Rachel Franz, the Director of Fairplay’s Young Children Thrive Offline program, said YouTube and YouTube Kids are “designed to maximize children’s time online,” and that YouTube’s recommendation algorithm “[p]ushing AI slop onto young children is just another testament [to that].”
“AI slop hypnotizes young children, making it hard for them to get off their screens and move onto essential activities like play, sleep and social interaction,” she added. “What’s more, YouTube’s algorithm makes it impossible for kids to avoid AI slop.”
Her allegation is backed by stats beyond the NYT‘s report: Last December, video editing company Kapwing found that more than 20% of videos shown to new users are low-quality AI slop.

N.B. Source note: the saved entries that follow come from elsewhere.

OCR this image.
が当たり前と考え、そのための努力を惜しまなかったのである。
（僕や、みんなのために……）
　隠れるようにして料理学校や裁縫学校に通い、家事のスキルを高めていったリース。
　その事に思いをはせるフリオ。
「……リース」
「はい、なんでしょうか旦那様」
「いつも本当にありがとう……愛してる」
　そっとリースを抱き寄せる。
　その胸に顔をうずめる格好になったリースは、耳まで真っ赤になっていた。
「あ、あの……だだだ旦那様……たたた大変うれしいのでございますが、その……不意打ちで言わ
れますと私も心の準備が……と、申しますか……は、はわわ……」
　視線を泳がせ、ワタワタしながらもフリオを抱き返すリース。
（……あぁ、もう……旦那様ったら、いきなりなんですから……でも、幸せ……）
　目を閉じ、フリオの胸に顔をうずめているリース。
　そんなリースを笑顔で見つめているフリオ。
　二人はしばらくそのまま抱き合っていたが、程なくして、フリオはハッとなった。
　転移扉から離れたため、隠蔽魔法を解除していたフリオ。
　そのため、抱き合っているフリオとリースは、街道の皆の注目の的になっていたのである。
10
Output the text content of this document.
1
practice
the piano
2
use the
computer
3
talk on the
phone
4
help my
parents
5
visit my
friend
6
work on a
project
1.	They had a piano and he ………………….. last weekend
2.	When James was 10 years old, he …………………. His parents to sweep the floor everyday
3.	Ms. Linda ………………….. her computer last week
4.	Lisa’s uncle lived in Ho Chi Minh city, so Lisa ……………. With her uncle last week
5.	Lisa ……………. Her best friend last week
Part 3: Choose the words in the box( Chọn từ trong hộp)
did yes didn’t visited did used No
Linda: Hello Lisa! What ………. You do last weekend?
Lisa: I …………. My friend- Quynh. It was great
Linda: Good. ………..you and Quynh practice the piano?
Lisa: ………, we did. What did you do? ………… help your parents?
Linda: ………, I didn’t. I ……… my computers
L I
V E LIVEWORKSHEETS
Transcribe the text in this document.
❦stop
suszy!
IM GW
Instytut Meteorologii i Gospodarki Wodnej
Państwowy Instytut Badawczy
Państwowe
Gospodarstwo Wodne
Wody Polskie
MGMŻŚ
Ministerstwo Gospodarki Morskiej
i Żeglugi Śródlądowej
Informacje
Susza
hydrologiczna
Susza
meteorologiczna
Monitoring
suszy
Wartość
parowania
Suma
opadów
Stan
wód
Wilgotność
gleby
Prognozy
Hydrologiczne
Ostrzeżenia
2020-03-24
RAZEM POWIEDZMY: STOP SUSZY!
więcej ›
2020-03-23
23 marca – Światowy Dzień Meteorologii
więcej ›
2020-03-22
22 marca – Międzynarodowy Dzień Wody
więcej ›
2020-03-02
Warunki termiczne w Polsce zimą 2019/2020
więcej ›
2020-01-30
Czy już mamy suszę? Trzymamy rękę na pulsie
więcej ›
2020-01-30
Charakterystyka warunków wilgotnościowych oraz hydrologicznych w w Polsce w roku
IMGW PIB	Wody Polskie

What’s also interesting to note is that almost exactly a year ago, YouTube formed a coalition with nearly 20 kids’ content creators and distribution companies, including Pinkfong, WildBrain, The Wiggles, and Cocomelon owner Moonbug, that was specifically aimed at liming the spread of low-quality content on YouTube and beyond.

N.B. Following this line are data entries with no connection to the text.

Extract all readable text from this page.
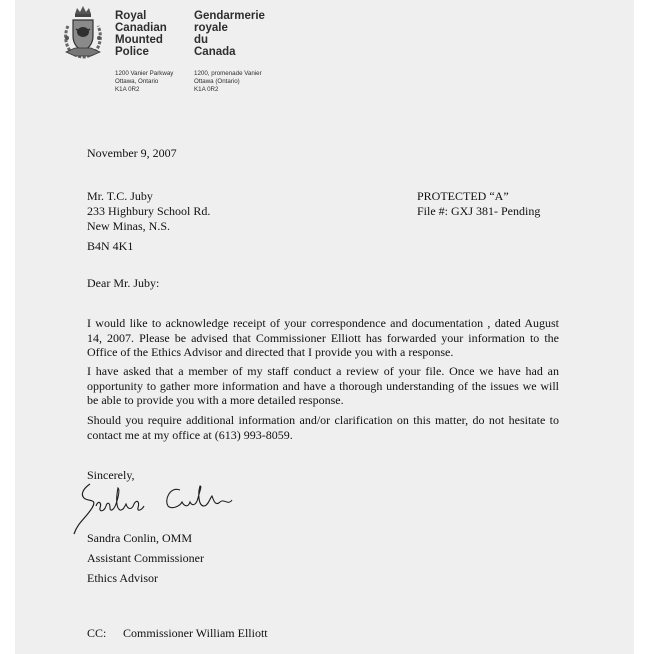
Royal
Canadian
Mounted
Police
Gendarmerie
royale
du
Canada
1200 Vanier Parkway
Ottawa, Ontario
K1A 0R2
1200, promenade Vanier
Ottawa (Ontario)
K1A 0R2
November 9, 2007
Mr. T.C. Juby
233 Highbury School Rd.
New Minas, N.S.
B4N 4K1
PROTECTED “A”
File #: GXJ 381- Pending
Dear Mr. Juby:
I would like to acknowledge receipt of your correspondence and documentation , dated August 14, 2007. Please be advised that Commissioner Elliott has forwarded your information to the Office of the Ethics Advisor and directed that I provide you with a response.
I have asked that a member of my staff conduct a review of your file. Once we have had an opportunity to gather more information and have a thorough understanding of the issues we will be able to provide you with a more detailed response.
Should you require additional information and/or clarification on this matter, do not hesitate to contact me at my office at (613) 993-8059.
Sincerely,
Sandra Conlin, OMM
Assistant Commissioner
Ethics Advisor
CC: Commissioner William Elliott
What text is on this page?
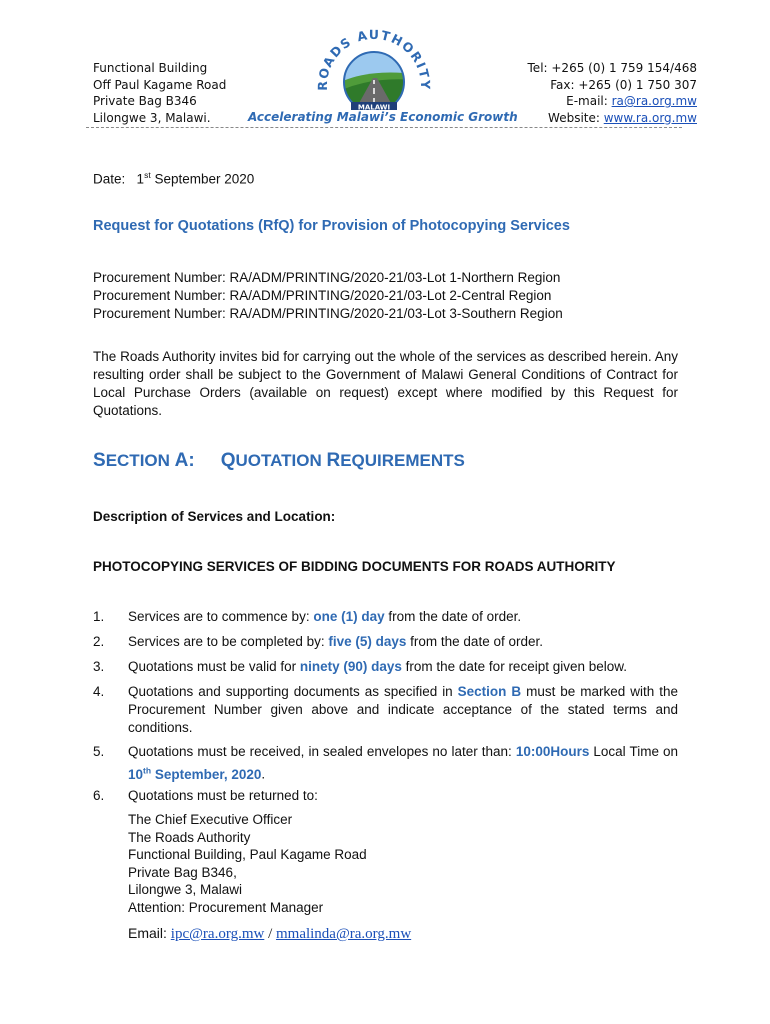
Functional Building
Off Paul Kagame Road
Private Bag B346
Lilongwe 3, Malawi.
ROADS AUTHORITY
MALAWI
Accelerating Malawi’s Economic Growth
Tel: +265 (0) 1 759 154/468
Fax: +265 (0) 1 750 307
E-mail: ra@ra.org.mw
Website: www.ra.org.mw
Date: 1st September 2020
Request for Quotations (RfQ) for Provision of Photocopying Services
Procurement Number: RA/ADM/PRINTING/2020-21/03-Lot 1-Northern Region
Procurement Number: RA/ADM/PRINTING/2020-21/03-Lot 2-Central Region
Procurement Number: RA/ADM/PRINTING/2020-21/03-Lot 3-Southern Region
The Roads Authority invites bid for carrying out the whole of the services as described herein. Any resulting order shall be subject to the Government of Malawi General Conditions of Contract for Local Purchase Orders (available on request) except where modified by this Request for Quotations.
SECTION A: QUOTATION REQUIREMENTS
Description of Services and Location:
PHOTOCOPYING SERVICES OF BIDDING DOCUMENTS FOR ROADS AUTHORITY
1. Services are to commence by: one (1) day from the date of order.
2. Services are to be completed by: five (5) days from the date of order.
3. Quotations must be valid for ninety (90) days from the date for receipt given below.
4. Quotations and supporting documents as specified in Section B must be marked with the Procurement Number given above and indicate acceptance of the stated terms and conditions.
5. Quotations must be received, in sealed envelopes no later than: 10:00Hours Local Time on 10th September, 2020.
6. Quotations must be returned to:
The Chief Executive Officer
The Roads Authority
Functional Building, Paul Kagame Road
Private Bag B346,
Lilongwe 3, Malawi
Attention: Procurement Manager
Email: ipc@ra.org.mw / mmalinda@ra.org.mw
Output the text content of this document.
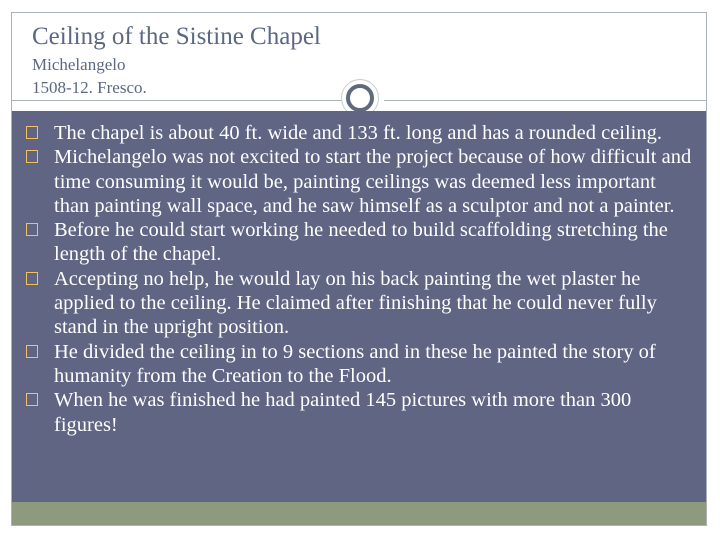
Ceiling of the Sistine Chapel
Michelangelo
1508-12. Fresco.
The chapel is about 40 ft. wide and 133 ft. long and has a rounded ceiling.
Michelangelo was not excited to start the project because of how difficult and time consuming it would be, painting ceilings was deemed less important than painting wall space, and he saw himself as a sculptor and not a painter.
Before he could start working he needed to build scaffolding stretching the length of the chapel.
Accepting no help, he would lay on his back painting the wet plaster he applied to the ceiling. He claimed after finishing that he could never fully stand in the upright position.
He divided the ceiling in to 9 sections and in these he painted the story of humanity from the Creation to the Flood.
When he was finished he had painted 145 pictures with more than 300 figures!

Fairplay and signees are asking YouTube to mitigate potential harm in a few ways:
- Clearly label all AI-generated content
- Ban all AI-generated content from YouTube Kids
- Ban all AI-generated content from being recommended to users under 18, even on YouTube’s main site
- Give parents an option to turn off AI-generated content, even if their child searches for it
That first bullet point requires a little more context. You’ve probably seen AI labels on YouTube–but those labels are only required if the video “makes a real person appear to say or do something they didn’t do,” “alters footage of a real event or place,” and/or “generates a realistic-looking scene that didn’t actually occur,” per YouTube’s current TOS.
Footage that is completely fake but doesn’t break those three rules does not need to be labeled as AI-generated.
Google spokesperson Boot Bullwinkle told the Associated Press that YouTube has “high standards for content in YouTube Kids, including limiting AI-generated content in the app to a small set of high-quality channels.”
He also said that parents already have “the option to block channels.”
“Across YouTube, we prioritize transparency when it comes to AI content, labeling content from our own AI tools, and requiring creators to disclose realistic AI content,” he added. “We’re always evolving our approach to stay current as the ecosystem evolves.”
YouTube said it is actively working on developing AI labels for YouTube Kids, per the AP. It’s not clear how effective those labels will be for kids who can’t read.
YouTube is in a complicated position here. Google, like other big tech company/social media platform hybrids, has gone whole-hog on generative AI, and is hoping to make a boatload of cash on the bandwagon. But the same tools it’s developing and endorsing are enabling prompters to clog its platform with garbage, crowding out human creators and seemingly edging us in the direction of an AI Elsagate.
How do you have one without the other? That’s the problem YouTube now has to solve.